Am Nachmittag wird sich EZB-Chef Trichet kritische Fragen zu Sonderbehandlung Griechenlands gefallen lassen müssen. Immerhin akzeptiert die Notenbank griechische Anleihen auch dann, wenn sie von Rating-Agenturen als Ramsch eingestuft werden.
Der Leitzins im Euro-Raum bleibt wie erwartet auf dem Rekordtief von 1,0 %. Das beschloss die Europäische Zentralbank (EZB) bei ihrer auswärtigen Ratssitzung am Donnerstag in Lissabon. Der wichtigste Zins zur Versorgung der Kreditwirtschaft mit Zentralbankgeld verharrt seit Mai 2009 auf diesem Niveau. Am Nachmittag wird sich EZB-Chef Jean-Claude Trichet auch zur Griechenland-Schuldenproblematik äußern.
EZB akzeptiert "Ramsch"
Wegen der Schuldenkrise in Griechenland sowie anderen südeuropäischen Länder und weil an der Inflationsfront Ruhe herrscht, rechnen Volkswirte in diesem Jahr nicht mehr mit einer Zinserhöhung. Trichet wird sich wohl kritische Fragen zur Sonderbehandlung Griechenlands gefallen lassen müssen. Entgegen früherer Aussagen von Trichet hatte die Notenbank am Montag eine "Lex Griechenland" verkündet: Ab sofort akzeptiert sie griechische Staatspapiere als Pfand für frisches Zentralbankgeld selbst dann, wenn Ratingagenturen diese als Ramsch einstufen. Bei einem Ausfall der Papiere müssten letztlich die Steuerzahler die Verluste tragen.
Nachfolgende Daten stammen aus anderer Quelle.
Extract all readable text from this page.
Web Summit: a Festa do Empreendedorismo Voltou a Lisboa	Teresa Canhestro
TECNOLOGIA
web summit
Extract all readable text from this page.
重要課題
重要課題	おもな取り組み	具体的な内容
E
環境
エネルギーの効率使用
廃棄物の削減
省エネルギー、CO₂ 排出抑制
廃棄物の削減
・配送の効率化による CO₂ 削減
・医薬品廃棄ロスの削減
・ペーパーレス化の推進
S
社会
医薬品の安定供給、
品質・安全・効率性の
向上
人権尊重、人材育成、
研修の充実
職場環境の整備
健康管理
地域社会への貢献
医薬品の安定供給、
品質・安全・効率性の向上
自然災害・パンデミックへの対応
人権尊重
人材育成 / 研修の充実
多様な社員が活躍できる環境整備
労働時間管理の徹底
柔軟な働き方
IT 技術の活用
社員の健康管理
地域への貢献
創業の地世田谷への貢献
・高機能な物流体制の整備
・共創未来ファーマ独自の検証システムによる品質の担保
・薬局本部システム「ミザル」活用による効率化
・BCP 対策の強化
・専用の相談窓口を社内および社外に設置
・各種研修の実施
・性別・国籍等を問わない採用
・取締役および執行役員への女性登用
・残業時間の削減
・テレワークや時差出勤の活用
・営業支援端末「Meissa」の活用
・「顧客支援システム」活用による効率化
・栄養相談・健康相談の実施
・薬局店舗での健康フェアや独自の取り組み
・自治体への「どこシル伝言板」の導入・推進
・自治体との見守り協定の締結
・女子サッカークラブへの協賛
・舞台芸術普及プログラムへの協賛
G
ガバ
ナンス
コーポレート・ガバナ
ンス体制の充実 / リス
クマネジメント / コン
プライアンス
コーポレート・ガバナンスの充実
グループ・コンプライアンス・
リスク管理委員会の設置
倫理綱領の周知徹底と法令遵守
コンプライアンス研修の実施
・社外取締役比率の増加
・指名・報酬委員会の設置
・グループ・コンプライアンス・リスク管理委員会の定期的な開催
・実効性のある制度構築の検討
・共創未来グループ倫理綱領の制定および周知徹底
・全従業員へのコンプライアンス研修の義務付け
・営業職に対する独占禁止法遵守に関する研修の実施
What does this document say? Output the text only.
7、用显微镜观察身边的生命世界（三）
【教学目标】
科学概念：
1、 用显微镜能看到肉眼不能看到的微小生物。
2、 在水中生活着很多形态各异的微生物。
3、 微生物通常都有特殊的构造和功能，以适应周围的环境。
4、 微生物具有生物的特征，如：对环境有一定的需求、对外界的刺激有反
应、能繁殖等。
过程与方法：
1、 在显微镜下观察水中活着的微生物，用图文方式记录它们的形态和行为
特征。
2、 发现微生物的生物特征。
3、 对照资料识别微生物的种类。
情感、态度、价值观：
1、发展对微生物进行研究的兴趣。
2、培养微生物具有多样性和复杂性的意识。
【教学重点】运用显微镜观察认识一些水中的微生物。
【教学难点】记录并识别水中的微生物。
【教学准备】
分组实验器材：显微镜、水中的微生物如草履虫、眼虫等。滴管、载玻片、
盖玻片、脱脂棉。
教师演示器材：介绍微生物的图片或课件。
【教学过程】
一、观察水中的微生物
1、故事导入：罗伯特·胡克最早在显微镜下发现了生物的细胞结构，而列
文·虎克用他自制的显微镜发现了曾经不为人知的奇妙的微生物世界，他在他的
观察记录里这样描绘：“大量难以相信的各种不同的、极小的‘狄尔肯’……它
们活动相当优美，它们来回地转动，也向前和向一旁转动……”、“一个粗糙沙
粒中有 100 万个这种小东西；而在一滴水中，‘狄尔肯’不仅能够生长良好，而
Mit dieser beispiellosen Maßnahme wollen Europas Währungshüter verhindern, dass sich griechische Geschäftsbanken nicht mehr über die EZB refinanzieren können, sollten Ratingagenturen die Noten noch weiter senken. Ökonomen hatten das als Einknicken der Notenbank interpretiert. Zweifel an der Unabhängigkeit der EZB wurden laut.